Однако вернемся к юной даме, произведенной в графини. Что тут говорить: Софья Берс не была готова ни к роли принцессы, ни к тому, чтобы сделать своего мужа королем. Вернее, поделать она ничего-то и не могла, так как муж намеревался стать королем самостоятельно, без ее помощи и участия. У нее, конечно, был выбор: или радоваться своей жизни как помощницы (что она и делала в первые годы), или заняться собственным проектом. Впрочем, для второго она была слишком ограничена, и ей пришлось бы потратить годы — нет, не на получение знаний, а чтобы расколдовать себя и снять убийственное притяжение патриархального мира.
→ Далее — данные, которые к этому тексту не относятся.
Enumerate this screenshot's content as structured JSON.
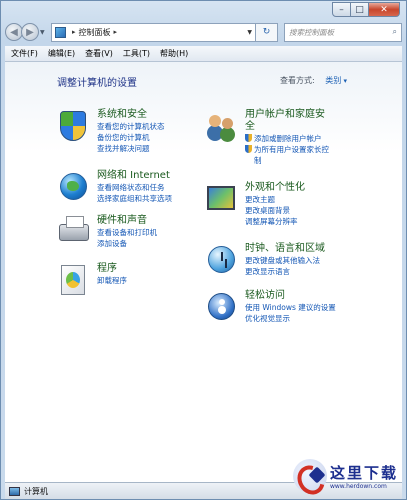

Она вынужденно признала навязанную ей роль, смирилась со своим положением задавленного монотонной работой подмастерья, не доросшего до уровня мастера и друга. И в этом — ее фундаментальный женский просчет.
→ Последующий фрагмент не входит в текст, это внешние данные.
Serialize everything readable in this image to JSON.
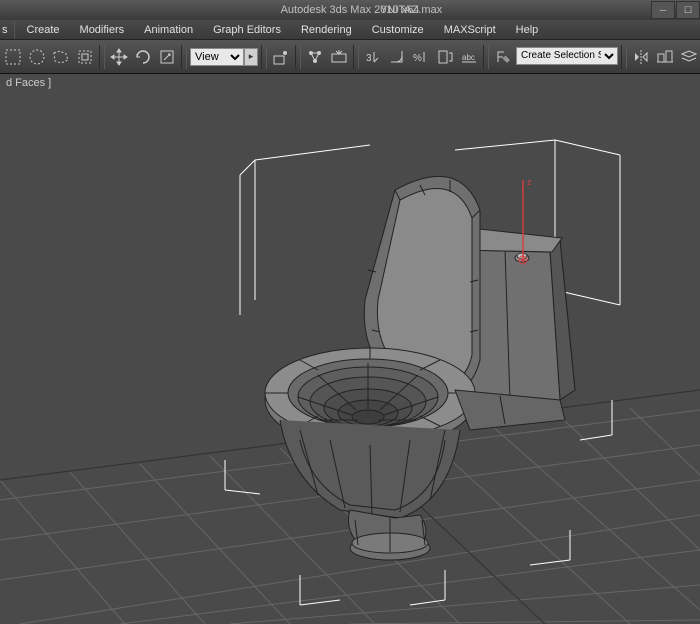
{
  "titlebar": {
    "app_title": "Autodesk 3ds Max  2010 x64",
    "file_name": "YNITAZ.max"
  },
  "menubar": {
    "edge_item": "s",
    "items": [
      "Create",
      "Modifiers",
      "Animation",
      "Graph Editors",
      "Rendering",
      "Customize",
      "MAXScript",
      "Help"
    ]
  },
  "toolbar": {
    "view_label": "View",
    "selection_set_label": "Create Selection Se"
  },
  "status": {
    "text": "d Faces ]"
  },
  "viewport": {
    "gizmo_axis": "z"
  }
}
«Я — удовлетворение, я — нянька, я — привычная — мебель, я — женщина», — записала Софья в дневнике уже через год после замужества. Этой фразой она как бы забила решающий гол в собственные ворота. С этим поражением ей и пришлось коротать оставшуюся долгую жизнь. И даже, когда после восемнадцати лет брака она впервые пошла наперекор мужу, то ее победа не распространилась далее банальных выездов на вечеринки и приемы. То есть за два десятилетия она «выросла» до остальных представителей социума, присоединившись к пустым пересудам, глумливой безвкусице жизни и став частью общей бездарности, описанной мужем в романах. «Левочка привык бы к самому безобразному лицу, лишь бы жена его была тиха, покорна и жила бы той жизнью, какою он для нее избрал», — горестно указывала Софья в первые годы совместной жизни, после шокирующего признания о ненависти к людям, которые смели напоминать ей о ее красоте. Она в те времена оставалась всего лишь куколкой, которую сжигала тайная страсть быть замеченной восхищенными взглядами соблазняющихся мужчин. Но Софья слишком мало себя любила, она отказалась от себя в пользу мужа, и эта непростительная жертвенность предопределила безжизненность ее проекта, словно она сама позволила вампиру высосать живительные силы из души. Она не посмела своевременно выдвинуть требования, послушаться собственного голоса. Она собственноручно запретила себе самодостаточность, как бы опрыскав ядом те участки души, где могли бы появиться ее ростки.
Проблема интимного мира семьи Толстого довольно часто сводится исследователями к настоянию мужчины на производстве потомства и растущей боязни женщины вынашивать и рожать. Каждый из двоих имел свои веские аргументы. Но вот только для мужчины (а Лев Толстой определенно был любвеобильным, жаждущим качественных интимных отношений) вопрос наверняка связывался не столько с рождением очередного ребенка, сколько с проблемой не находящих выхода сексуальных импульсов. Беременность жены несет и ему испытания. Софья пишет, и мы как бы слышим ее крик: «Всему виновата беременность… <…> Физически я постоянно чем-нибудь больна. <…> Я для Левы не существую. Я чувствую, что я ему несносна, — и теперь у меня одна цель — оставить его в покое и, сколько можно, вычеркнуться из его жизни». Это, вне всякого сомнения, издержки тягостного воздержания, испытания пресловутой нравственности. Но они, как видно, становились еще большим бременем для женщины, чем вынашивание потомства.